O abrigo na cidade foi desativado no último dia 15. Os imigrantes foram transferidos para Rio Branco, onde foi montado um novo abrigo no Parque de Exposições Marechal Castelo Branco. De acordo com a Sejudh, mais de 20 mil imigrantes já passaram pelo Acre desde dezembro de 2010.

Entre março e abril deste ano, a cidade chegou a comportar mais de 2,5 mil imigrantes que ficaram retidos no Acre devido a interdição da BR-364, ocasionada pela cheia histórica do Rio Madeira, em Rondônia (RO).

O abrigo

O abrigo provisório de Rio Branco, localizado no Parque de Exposições continua ativo. A política de acolhimento segue sendo realizada pelo governo do Estado, por meio da Secretaria de Estado de Justiça e Direitos Humanos (Sejudh) e Secretaria de Estado de Desenvolvimento Social (Seds) com apoio do governo Federal.

Segunda-feira passada (28/04), havia 270 imigrantes no abrigo. Ainda pela manhã, um ônibus de 30 estrangeiros foi levado à Polícia Federal para a retirada do protocolo do pedido de refúgio. Na última sexta-feira e sábado,26, saíram quatro ônibus transportando 220 imigrantes para São Paulo.

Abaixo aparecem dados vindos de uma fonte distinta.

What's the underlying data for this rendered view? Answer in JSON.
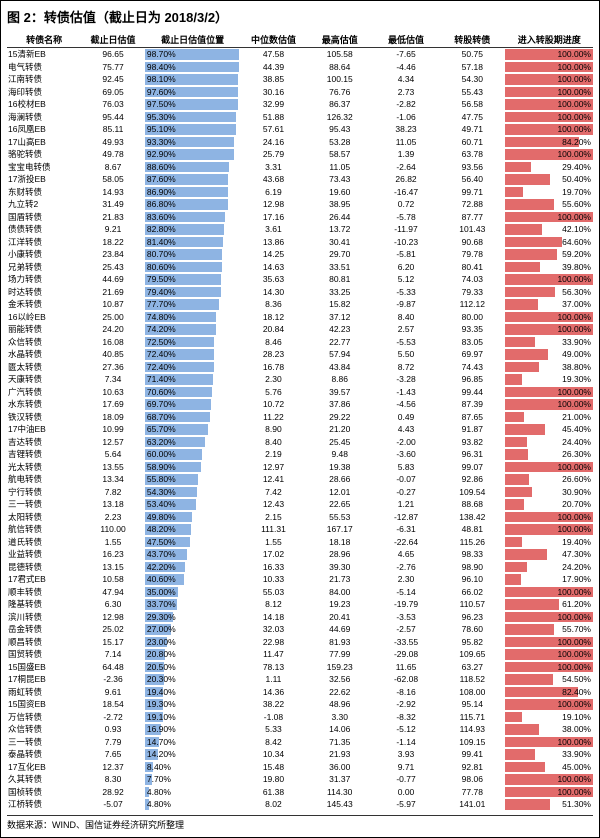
{
  "title": "图 2：转债估值（截止日为 2018/3/2）",
  "source": "数据来源：WIND、国信证券经济研究所整理",
  "columns": [
    "转债名称",
    "截止日估值",
    "截止日估值位置",
    "中位数估值",
    "最高估值",
    "最低估值",
    "转股转债",
    "进入转股期进度"
  ],
  "blue_color": "#8eb4e3",
  "red_color": "#e26b6b",
  "blue_max": 100,
  "red_max": 100,
  "rows": [
    [
      "15清新EB",
      "96.65",
      "98.70%",
      "47.58",
      "105.58",
      "-7.65",
      "50.75",
      "100.00%"
    ],
    [
      "电气转债",
      "75.77",
      "98.40%",
      "44.39",
      "88.64",
      "-4.46",
      "57.18",
      "100.00%"
    ],
    [
      "江南转债",
      "92.45",
      "98.10%",
      "38.85",
      "100.15",
      "4.34",
      "54.30",
      "100.00%"
    ],
    [
      "海印转债",
      "69.05",
      "97.60%",
      "30.16",
      "76.76",
      "2.73",
      "55.43",
      "100.00%"
    ],
    [
      "16校材EB",
      "76.03",
      "97.50%",
      "32.99",
      "86.37",
      "-2.82",
      "56.58",
      "100.00%"
    ],
    [
      "海澜转债",
      "95.44",
      "95.30%",
      "51.88",
      "126.32",
      "-1.06",
      "47.75",
      "100.00%"
    ],
    [
      "16凤凰EB",
      "85.11",
      "95.10%",
      "57.61",
      "95.43",
      "38.23",
      "49.71",
      "100.00%"
    ],
    [
      "17山高EB",
      "49.93",
      "93.30%",
      "24.16",
      "53.28",
      "11.05",
      "60.71",
      "84.20%"
    ],
    [
      "骆驼转债",
      "49.78",
      "92.90%",
      "25.79",
      "58.57",
      "1.39",
      "63.78",
      "100.00%"
    ],
    [
      "宝宝电转债",
      "8.67",
      "88.60%",
      "3.31",
      "11.05",
      "-2.64",
      "93.56",
      "29.40%"
    ],
    [
      "17浙投EB",
      "58.05",
      "87.60%",
      "43.68",
      "73.43",
      "26.82",
      "56.40",
      "50.40%"
    ],
    [
      "东财转债",
      "14.93",
      "86.90%",
      "6.19",
      "19.60",
      "-16.47",
      "99.71",
      "19.70%"
    ],
    [
      "九立转2",
      "31.49",
      "86.80%",
      "12.98",
      "38.95",
      "0.72",
      "72.88",
      "55.60%"
    ],
    [
      "国盾转债",
      "21.83",
      "83.60%",
      "17.16",
      "26.44",
      "-5.78",
      "87.77",
      "100.00%"
    ],
    [
      "债债转债",
      "9.21",
      "82.80%",
      "3.61",
      "13.72",
      "-11.97",
      "101.43",
      "42.10%"
    ],
    [
      "江洋转债",
      "18.22",
      "81.40%",
      "13.86",
      "30.41",
      "-10.23",
      "90.68",
      "64.60%"
    ],
    [
      "小康转债",
      "23.84",
      "80.70%",
      "14.25",
      "29.70",
      "-5.81",
      "79.78",
      "59.20%"
    ],
    [
      "兄弟转债",
      "25.43",
      "80.60%",
      "14.63",
      "33.51",
      "6.20",
      "80.41",
      "39.80%"
    ],
    [
      "场力转债",
      "44.69",
      "79.50%",
      "35.63",
      "80.81",
      "5.12",
      "74.03",
      "100.00%"
    ],
    [
      "时达转债",
      "21.69",
      "79.40%",
      "14.30",
      "33.25",
      "-5.33",
      "79.33",
      "56.30%"
    ],
    [
      "金禾转债",
      "10.87",
      "77.70%",
      "8.36",
      "15.82",
      "-9.87",
      "112.12",
      "37.00%"
    ],
    [
      "16以岭EB",
      "25.00",
      "74.80%",
      "18.12",
      "37.12",
      "8.40",
      "80.00",
      "100.00%"
    ],
    [
      "丽能转债",
      "24.20",
      "74.20%",
      "20.84",
      "42.23",
      "2.57",
      "93.35",
      "100.00%"
    ],
    [
      "众信转债",
      "16.08",
      "72.50%",
      "8.46",
      "22.77",
      "-5.53",
      "83.05",
      "33.90%"
    ],
    [
      "水晶转债",
      "40.85",
      "72.40%",
      "28.23",
      "57.94",
      "5.50",
      "69.97",
      "49.00%"
    ],
    [
      "匮太转债",
      "27.36",
      "72.40%",
      "16.78",
      "43.84",
      "8.72",
      "74.43",
      "38.80%"
    ],
    [
      "天康转债",
      "7.34",
      "71.40%",
      "2.30",
      "8.86",
      "-3.28",
      "96.85",
      "19.30%"
    ],
    [
      "广汽转债",
      "10.63",
      "70.60%",
      "5.76",
      "39.57",
      "-1.43",
      "99.44",
      "100.00%"
    ],
    [
      "水东转债",
      "17.69",
      "69.70%",
      "10.72",
      "37.86",
      "-4.56",
      "87.39",
      "100.00%"
    ],
    [
      "铁汉转债",
      "18.09",
      "68.70%",
      "11.22",
      "29.22",
      "0.49",
      "87.65",
      "21.00%"
    ],
    [
      "17中油EB",
      "10.99",
      "65.70%",
      "8.90",
      "21.20",
      "4.43",
      "91.87",
      "45.40%"
    ],
    [
      "吉达转债",
      "12.57",
      "63.20%",
      "8.40",
      "25.45",
      "-2.00",
      "93.82",
      "24.40%"
    ],
    [
      "吉锂转债",
      "5.64",
      "60.00%",
      "2.19",
      "9.48",
      "-3.60",
      "96.31",
      "26.30%"
    ],
    [
      "光太转债",
      "13.55",
      "58.90%",
      "12.97",
      "19.38",
      "5.83",
      "99.07",
      "100.00%"
    ],
    [
      "航电转债",
      "13.34",
      "55.80%",
      "12.41",
      "28.66",
      "-0.07",
      "92.86",
      "26.60%"
    ],
    [
      "宁行转债",
      "7.82",
      "54.30%",
      "7.42",
      "12.01",
      "-0.27",
      "109.54",
      "30.90%"
    ],
    [
      "三一转债",
      "13.18",
      "53.40%",
      "12.43",
      "22.65",
      "1.21",
      "88.68",
      "20.70%"
    ],
    [
      "太阳转债",
      "2.23",
      "49.80%",
      "2.15",
      "55.53",
      "-12.87",
      "138.42",
      "100.00%"
    ],
    [
      "航信转债",
      "110.00",
      "48.20%",
      "111.31",
      "167.17",
      "-6.31",
      "48.81",
      "100.00%"
    ],
    [
      "道氏转债",
      "1.55",
      "47.50%",
      "1.55",
      "18.18",
      "-22.64",
      "115.26",
      "19.40%"
    ],
    [
      "业益转债",
      "16.23",
      "43.70%",
      "17.02",
      "28.96",
      "4.65",
      "98.33",
      "47.30%"
    ],
    [
      "昆德转债",
      "13.15",
      "42.20%",
      "16.33",
      "39.30",
      "-2.76",
      "98.90",
      "24.20%"
    ],
    [
      "17君式EB",
      "10.58",
      "40.60%",
      "10.33",
      "21.73",
      "2.30",
      "96.10",
      "17.90%"
    ],
    [
      "顺丰转债",
      "47.94",
      "35.00%",
      "55.03",
      "84.00",
      "-5.14",
      "66.02",
      "100.00%"
    ],
    [
      "隆基转债",
      "6.30",
      "33.70%",
      "8.12",
      "19.23",
      "-19.79",
      "110.57",
      "61.20%"
    ],
    [
      "滨川转债",
      "12.98",
      "29.30%",
      "14.18",
      "20.41",
      "-3.53",
      "96.23",
      "100.00%"
    ],
    [
      "岳金转债",
      "25.02",
      "27.00%",
      "32.03",
      "44.69",
      "-2.57",
      "78.60",
      "55.70%"
    ],
    [
      "顺昌转债",
      "15.17",
      "23.00%",
      "22.98",
      "81.93",
      "-33.55",
      "95.82",
      "100.00%"
    ],
    [
      "国贸转债",
      "7.14",
      "20.80%",
      "11.47",
      "77.99",
      "-29.08",
      "109.65",
      "100.00%"
    ],
    [
      "15国盛EB",
      "64.48",
      "20.50%",
      "78.13",
      "159.23",
      "11.65",
      "63.27",
      "100.00%"
    ],
    [
      "17桐昆EB",
      "-2.36",
      "20.30%",
      "1.11",
      "32.56",
      "-62.08",
      "118.52",
      "54.50%"
    ],
    [
      "雨虹转债",
      "9.61",
      "19.40%",
      "14.36",
      "22.62",
      "-8.16",
      "108.00",
      "82.40%"
    ],
    [
      "15国资EB",
      "18.54",
      "19.30%",
      "38.22",
      "48.96",
      "-2.92",
      "95.14",
      "100.00%"
    ],
    [
      "万信转债",
      "-2.72",
      "19.10%",
      "-1.08",
      "3.30",
      "-8.32",
      "115.71",
      "19.10%"
    ],
    [
      "众信转债",
      "0.93",
      "16.90%",
      "5.33",
      "14.06",
      "-5.12",
      "114.93",
      "38.00%"
    ],
    [
      "三一转债",
      "7.79",
      "14.70%",
      "8.42",
      "71.35",
      "-1.14",
      "109.15",
      "100.00%"
    ],
    [
      "泰晶转债",
      "7.65",
      "14.20%",
      "10.34",
      "21.93",
      "3.93",
      "99.41",
      "33.90%"
    ],
    [
      "17互化EB",
      "12.37",
      "8.40%",
      "15.48",
      "36.00",
      "9.71",
      "92.81",
      "45.00%"
    ],
    [
      "久其转债",
      "8.30",
      "7.70%",
      "19.80",
      "31.37",
      "-0.77",
      "98.06",
      "100.00%"
    ],
    [
      "国桢转债",
      "28.92",
      "4.80%",
      "61.38",
      "114.30",
      "0.00",
      "77.78",
      "100.00%"
    ],
    [
      "江桥转债",
      "-5.07",
      "4.80%",
      "8.02",
      "145.43",
      "-5.97",
      "141.01",
      "51.30%"
    ]
  ]
}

O Brasil tem tradição na concessão de abrigo a pessoas perseguidas por motivos políticos, raciais e sociais. Ele é signatário da Convenção 1951 e do Protocolo de 1967, que são os instrumentos centrais do regime de proteção internacional dos refugiados, que são integrados para mais 148 países. O instituto jurídico do refúgio no Brasil é regulado pela Lei 9.474/1997, que define os mecanismos para implementação do Estatuto dos Refugiados no Brasil.

A situação dos haitianos é o reflexo do amadurecimento do Direito Internacional dos Refugiados e das relações diplomáticas. É resultado ainda de evoluções legislativas e jurisprudenciais, principalmente nas áreas de Direito Internacional, Direito Humanitário Internacional e Direito Penal Internacional.

O estrangeiro que chegar ao território nacional poderá expressar sua vontade de solicitar reconhecimento como refugiado a qualquer autoridade migratória que se encontre na fronteira. O acolhimento e não discriminação destas vítimas é o meio de defesa dos direitos humanos e liberdades fundamentais.